At the core of the play is the equating of ecocide with genocide, a perhaps not-incorrect equation, given the loss of the planet’s biodiversity. The conservationist is quick to point out that governments do not regard animal life as anywhere near equal to human life.

If the play were longer, would it have a satisfying end? In a talkback, Executive Director Alain Richer says it’s not so simple. After all, will increasing rates of natural disasters and climate emergencies have a happy ending?


En Sortant de Cochrane by Alain Lauzon

This documentary theatre piece focuses on playwright Lauzon’s mother’s car crash 18 years ago, the lasting traumatic impact it had on the Lauzon family, and the then-18-year-old Alain (who started university and came out as gay to his parents that same year).

Given Lauzon’s intimacy with the piece—he is playing himself—this is an emotional play, and even the excerpt that Lauzon performed found him with tears in his eyes. Once this play is fully realized, it will no doubt go straight to the audiences’ hearts.

If anything knocked this reading down a peg, it was that the excerpts mainly focused on the meta-theatrical element of Lauzon documenting, on stage, the process of creating his documentary play. Lauzon acts out the phone calls and conversations he has with his mother, father, and family friends. I am excited to see how he brings to life the actual events of the play—if he even does. Ostensibly a play about his mother’s accident, it’s far more about Lauzon’s own healing process.


White Lion, Brown Tiger by Vishesh Abeyratne

The most developed play of the evening, on the surface White Lion, Brown Tiger is a play about the racial tensions between two Sri Lankan men, but on a deeper level asks who in the world, if anyone, is acting in good faith.

The play begins with a fistfight between Lasanta, a Sinhalese man born in Canada, and Rashan, a recent immigrant of Tamil heritage. When their white Canadian store manager Tiffany tries to mediate, the depth of the disagreements between the two—or rather the three—of them comes to light, and seems insurmountable.

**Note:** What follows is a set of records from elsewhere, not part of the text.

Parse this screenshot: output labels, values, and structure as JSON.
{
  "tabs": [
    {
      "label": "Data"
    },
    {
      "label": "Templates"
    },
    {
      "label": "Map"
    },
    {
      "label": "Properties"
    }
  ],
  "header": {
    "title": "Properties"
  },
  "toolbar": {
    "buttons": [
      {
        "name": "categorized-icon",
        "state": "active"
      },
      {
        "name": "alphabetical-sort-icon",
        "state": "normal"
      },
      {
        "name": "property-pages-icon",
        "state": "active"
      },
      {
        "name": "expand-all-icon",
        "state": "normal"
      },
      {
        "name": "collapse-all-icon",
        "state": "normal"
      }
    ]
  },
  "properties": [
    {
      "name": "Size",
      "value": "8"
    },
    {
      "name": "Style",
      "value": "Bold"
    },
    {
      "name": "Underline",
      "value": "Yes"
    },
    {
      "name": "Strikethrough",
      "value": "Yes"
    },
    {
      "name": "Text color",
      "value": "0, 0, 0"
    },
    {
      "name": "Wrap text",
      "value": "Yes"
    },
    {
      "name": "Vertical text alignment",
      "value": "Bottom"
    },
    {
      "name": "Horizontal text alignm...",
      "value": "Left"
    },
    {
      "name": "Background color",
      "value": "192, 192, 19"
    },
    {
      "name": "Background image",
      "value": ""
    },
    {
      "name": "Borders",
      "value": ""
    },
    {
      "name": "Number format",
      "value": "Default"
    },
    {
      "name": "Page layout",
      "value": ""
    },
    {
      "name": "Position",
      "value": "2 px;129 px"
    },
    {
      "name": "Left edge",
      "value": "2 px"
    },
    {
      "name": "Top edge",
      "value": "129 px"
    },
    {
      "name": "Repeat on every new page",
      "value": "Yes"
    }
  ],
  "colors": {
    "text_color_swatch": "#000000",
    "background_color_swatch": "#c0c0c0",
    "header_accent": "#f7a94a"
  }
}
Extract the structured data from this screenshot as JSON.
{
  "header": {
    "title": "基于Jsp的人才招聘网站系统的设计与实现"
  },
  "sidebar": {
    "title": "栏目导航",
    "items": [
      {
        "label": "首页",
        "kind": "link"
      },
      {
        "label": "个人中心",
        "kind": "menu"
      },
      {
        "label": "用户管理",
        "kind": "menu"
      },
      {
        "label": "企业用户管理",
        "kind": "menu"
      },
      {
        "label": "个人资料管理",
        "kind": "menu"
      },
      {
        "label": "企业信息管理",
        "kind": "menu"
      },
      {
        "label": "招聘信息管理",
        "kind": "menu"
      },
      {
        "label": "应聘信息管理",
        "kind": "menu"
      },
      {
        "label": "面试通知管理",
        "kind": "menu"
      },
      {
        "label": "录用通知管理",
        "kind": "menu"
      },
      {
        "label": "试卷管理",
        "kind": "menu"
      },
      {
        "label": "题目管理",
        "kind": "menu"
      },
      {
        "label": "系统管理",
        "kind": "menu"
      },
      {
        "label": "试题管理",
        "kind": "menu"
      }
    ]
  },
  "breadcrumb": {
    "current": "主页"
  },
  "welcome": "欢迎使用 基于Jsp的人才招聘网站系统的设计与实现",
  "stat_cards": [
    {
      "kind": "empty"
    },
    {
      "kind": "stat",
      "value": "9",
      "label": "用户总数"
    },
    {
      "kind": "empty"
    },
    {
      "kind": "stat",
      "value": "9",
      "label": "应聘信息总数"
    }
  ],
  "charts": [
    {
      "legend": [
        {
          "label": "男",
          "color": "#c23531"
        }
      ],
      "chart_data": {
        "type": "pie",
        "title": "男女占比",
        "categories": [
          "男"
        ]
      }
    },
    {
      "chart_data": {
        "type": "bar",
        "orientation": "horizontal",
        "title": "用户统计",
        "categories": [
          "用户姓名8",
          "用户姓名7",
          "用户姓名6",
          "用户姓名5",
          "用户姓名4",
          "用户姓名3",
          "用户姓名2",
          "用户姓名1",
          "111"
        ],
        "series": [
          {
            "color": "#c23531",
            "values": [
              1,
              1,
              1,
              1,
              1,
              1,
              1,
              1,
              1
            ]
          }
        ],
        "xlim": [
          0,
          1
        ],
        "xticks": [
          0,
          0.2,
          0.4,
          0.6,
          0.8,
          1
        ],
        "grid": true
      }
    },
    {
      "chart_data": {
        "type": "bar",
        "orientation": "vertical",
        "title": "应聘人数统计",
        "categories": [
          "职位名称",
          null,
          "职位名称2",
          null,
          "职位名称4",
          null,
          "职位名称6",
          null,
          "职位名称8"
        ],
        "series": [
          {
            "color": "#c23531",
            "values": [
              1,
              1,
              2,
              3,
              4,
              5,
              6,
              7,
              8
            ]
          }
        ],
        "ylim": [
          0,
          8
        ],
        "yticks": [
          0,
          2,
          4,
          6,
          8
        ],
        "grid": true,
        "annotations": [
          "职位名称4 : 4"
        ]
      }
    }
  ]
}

Abeyratne’s razor-sharp play is no doubt intended to have the “lily-white liberals” squirming in their seats, but it also doesn’t shy away from the ugly realities of the Sri Lankan civil war. Many plays like to explore the jagged path of multiculturalism in Canada, but few explore the violence between Sri Lankan men of different ethnic groups, languages, and religions, on top of the usual cringe from “well-meaning-but-definitely-not-great” white people. More than just your average “Canada isn’t great at multiculturalism” play, White Lion, Brown Tiger depicts culture clashes at all levels.

Any play that finds one man calling another “brown on the outside, white on the inside” or makes casual jokes about the Tamil Tigers is not going to shy away from controversy, and Abeyratne seems willing to wade into ugly conflict, both in Canada and abroad.